In contrast with the current trends in Ireland, French rental prices are getting cheaper in some cities
Since January, rents have increased throughout France by 0.7% on average, but they’ve dropped in 37.5% of towns with over 10,000 inhabitants and in 20% of the largest towns.
The rent prices that had increased by 1.1% at the start of the year are again dominating the overall trend. Between January and the end of August, they progressed by 0,7% on average, which is in line with inflation figures.

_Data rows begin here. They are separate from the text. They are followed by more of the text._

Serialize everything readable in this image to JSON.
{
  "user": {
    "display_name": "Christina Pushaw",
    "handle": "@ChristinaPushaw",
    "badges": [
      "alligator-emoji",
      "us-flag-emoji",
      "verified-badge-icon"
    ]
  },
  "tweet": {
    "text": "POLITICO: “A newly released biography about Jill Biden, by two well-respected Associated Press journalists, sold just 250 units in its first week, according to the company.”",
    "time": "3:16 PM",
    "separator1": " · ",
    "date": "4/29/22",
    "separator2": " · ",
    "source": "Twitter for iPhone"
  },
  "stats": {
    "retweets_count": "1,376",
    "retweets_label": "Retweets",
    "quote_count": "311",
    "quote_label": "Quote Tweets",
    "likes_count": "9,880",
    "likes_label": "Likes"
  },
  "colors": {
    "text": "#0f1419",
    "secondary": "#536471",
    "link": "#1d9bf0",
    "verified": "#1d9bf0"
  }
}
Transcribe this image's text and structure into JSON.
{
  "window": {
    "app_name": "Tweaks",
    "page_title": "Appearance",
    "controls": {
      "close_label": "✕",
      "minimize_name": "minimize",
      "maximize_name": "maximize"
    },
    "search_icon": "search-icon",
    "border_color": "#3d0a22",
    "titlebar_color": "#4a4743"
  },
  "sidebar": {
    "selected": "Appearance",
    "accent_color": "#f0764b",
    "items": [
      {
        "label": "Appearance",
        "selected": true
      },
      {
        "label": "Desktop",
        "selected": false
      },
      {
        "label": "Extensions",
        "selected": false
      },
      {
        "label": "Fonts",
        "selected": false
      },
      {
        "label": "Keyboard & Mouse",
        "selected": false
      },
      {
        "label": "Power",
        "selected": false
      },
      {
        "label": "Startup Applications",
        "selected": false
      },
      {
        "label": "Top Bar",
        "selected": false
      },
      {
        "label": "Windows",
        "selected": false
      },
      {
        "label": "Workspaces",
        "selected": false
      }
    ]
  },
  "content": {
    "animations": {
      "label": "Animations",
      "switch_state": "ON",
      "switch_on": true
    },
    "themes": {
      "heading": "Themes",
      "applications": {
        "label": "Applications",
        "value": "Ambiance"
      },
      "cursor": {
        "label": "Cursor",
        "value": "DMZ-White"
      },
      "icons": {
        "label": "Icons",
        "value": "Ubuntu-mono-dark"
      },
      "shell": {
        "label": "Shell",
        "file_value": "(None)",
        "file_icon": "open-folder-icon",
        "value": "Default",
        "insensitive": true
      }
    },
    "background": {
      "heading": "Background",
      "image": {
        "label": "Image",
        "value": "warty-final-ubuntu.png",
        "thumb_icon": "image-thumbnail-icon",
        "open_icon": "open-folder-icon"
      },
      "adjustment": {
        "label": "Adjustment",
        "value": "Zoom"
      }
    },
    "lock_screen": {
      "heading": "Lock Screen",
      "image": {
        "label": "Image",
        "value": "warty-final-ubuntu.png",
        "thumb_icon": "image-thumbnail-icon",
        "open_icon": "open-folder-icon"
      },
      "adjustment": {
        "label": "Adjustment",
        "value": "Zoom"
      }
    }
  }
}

In 2013, rents increased by 0.6% on average when inflation was 0.9%.
The slight increase that has registered since the start of the year includes a reduction in rental rates for small apartments (down 0.6% for studios and one-bedroom flats) and a small increase in rental prices for 2-room apartments (+0.5%). These two types of residence represent 55% of all property up for rent in France. The larger household categories continued to rise significantly, with a rise of 1.5% for three-room dwellings, 2.6% for four-room property and 2.9% for the five-room variety.

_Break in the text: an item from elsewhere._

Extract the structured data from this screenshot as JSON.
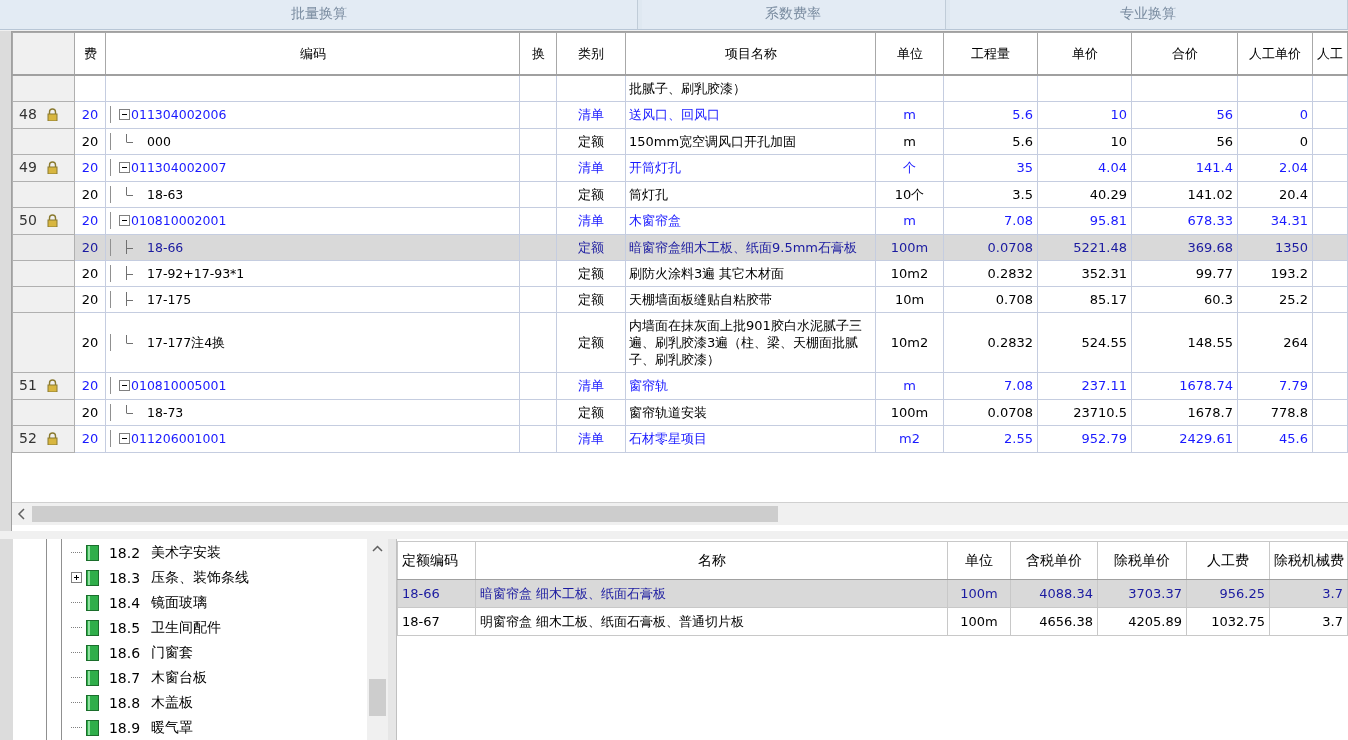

In 37.5% of towns of over 10,000 people, rents were down, however and in the larger towns of 146,000 inhabitants or more (i.e. the size of a large city in Irish terms), rents were down in 20% of cases, most notably in Saint-Étienne (-4.7%), Dijon (-0.8%), Montpellier (-0.4%) and Reims (-0.3%). In almost half of the other cities (45%), the rise in rental values was less than the rate of inflation: Marseille (+0.6%), Bordeaux (+0.5%), Paris (+0.4%) and Toulouse was stable with no increase.
In just over a third of the other towns, however, there was a marked increase in rental values. Heading the list of higher demand was Angers (+3%), followed by Lille (+2.6%), Le Havre (+1.9%), Villeurbanne (+1.6%), Le Mans (+0.9%), Lyon (+0.8%) and Nice (+0.8%).
One of the main reasons for the current trends is the reduction in the number of transactions. The economic crisis continues in France and many households are still putting off moving house.